According to the Washington Post, this is the most radical measure imposed by the Trump administration considering the number of people affected: those 200,000 Salvadorans are parents of around 190,000 young people born and nationalized as Americans, and a third of them are owners of properties in the country.

During the month of November, the government also ended the TPS that protected 60,000 Haitians and 2,500 Nicaraguans after the natural disasters of 2010 and 1998, respectively.

This decision will not only affect Salvadorans residing in the United States but also their country of origin, which is listed as one of the most violent nations in all of Latin America. According to Kevin Appleby of the Center for Migration Studies in New York, ending the TPS will involve the "destabilization of an already violent country," which translates into "weakening our interest in a more stable Central America."

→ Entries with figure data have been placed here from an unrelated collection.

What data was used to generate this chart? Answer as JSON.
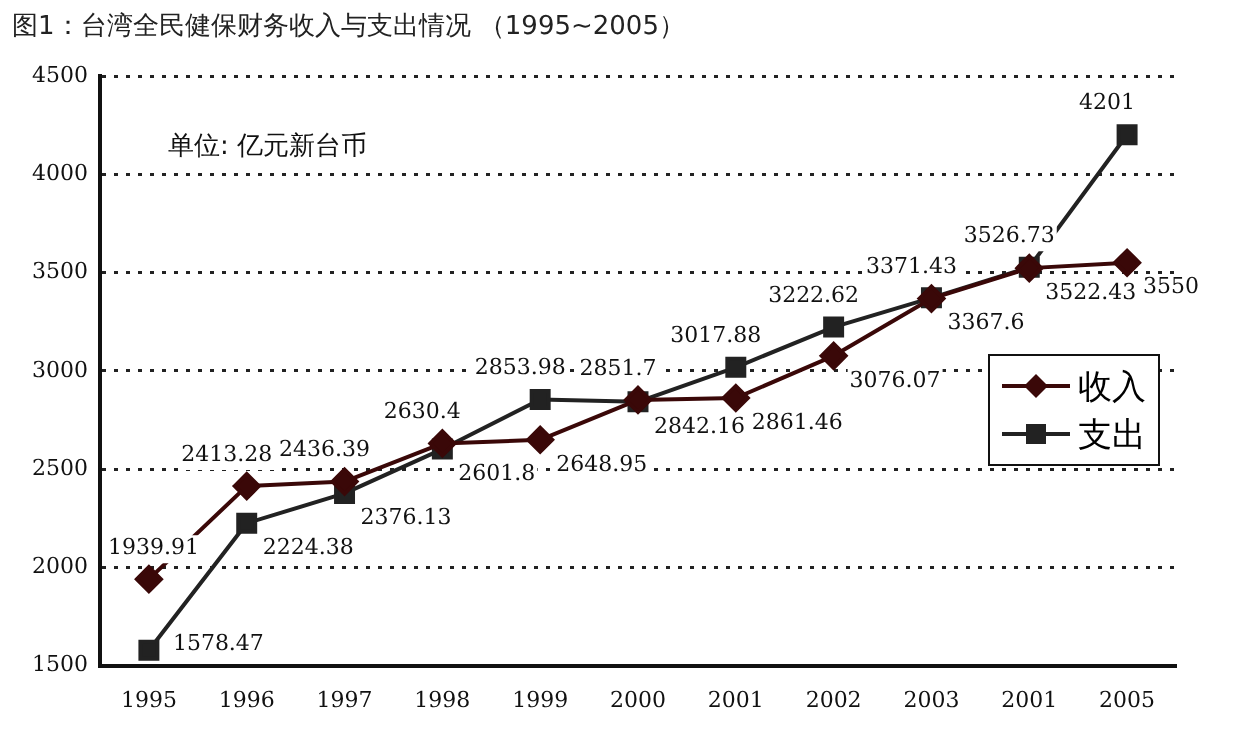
{
  "chart_data": {
    "type": "line",
    "title": "图1：台湾全民健保财务收入与支出情况 （1995~2005）",
    "categories": [
      "1995",
      "1996",
      "1997",
      "1998",
      "1999",
      "2000",
      "2001",
      "2002",
      "2003",
      "2001",
      "2005"
    ],
    "series": [
      {
        "name": "收入",
        "color": "#3a0808",
        "marker": "diamond",
        "values": [
          1939.91,
          2413.28,
          2436.39,
          2630.4,
          2648.95,
          2851.7,
          2861.46,
          3076.07,
          3367.6,
          3522.43,
          3550
        ]
      },
      {
        "name": "支出",
        "color": "#222222",
        "marker": "square",
        "values": [
          1578.47,
          2224.38,
          2376.13,
          2601.8,
          2853.98,
          2842.16,
          3017.88,
          3222.62,
          3371.43,
          3526.73,
          4201
        ]
      }
    ],
    "ylim": [
      1500,
      4500
    ],
    "yticks": [
      1500,
      2000,
      2500,
      3000,
      3500,
      4000,
      4500
    ],
    "grid": "y",
    "legend": "right",
    "data_labels": true,
    "line_style": "solid",
    "annotations": [
      "单位: 亿元新台币"
    ]
  }
}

But for columnists and analysts like Cristian Izquierdo (NACLA), the TPS has become a political tool for both the US government and the Salvadoran governments.

According to Izquierdo, the hundreds of thousands of Salvadorans who arrived in the United States in the 1990s fled the "great impact of an armed conflict that lasted 12 years (1980-1992), in which US-backed forces killed up to 75,000 civilians." It was the natural disasters between 1998 and 2001 that eventually led to the formation of the TPS as a preventive measure, which implied an income of up to 120 million dollars per year from the application of permit fees.

Likewise, family remittances sent from the United States to the countries of Central America have added up to 8.5 billion dollars, only in 2016, which is interpreted as the real meaning of the "symbol of friendship and support" that the Bush and Obama administrations referred to.

The Salvadoran right wing used this reality to obtain votes during the elections, threatening that the left would make the TPS disappear if coming to power.

For Trump, on the other hand, the annulment of TPS wins him solidarity within his closest circles - a cabinet of people who have shown their antagonism to immigration - and within those who should vote in favor of their Republican representatives during this year's elections.

Finally, those who really lose are not only the hundreds of Salvadorans who will be left unprotected but the companies that depend on immigrant labor, because of all those who have protection, 80% are working, explained the executive director of Haitian Women of Miami, Marleine Bastien to the Miami Herald: "They are our teachers, professors, and business owners".

The decision is now in the hands of Congress, who will have to find a solution in the midst of the chaotic political scenario expected in 2018.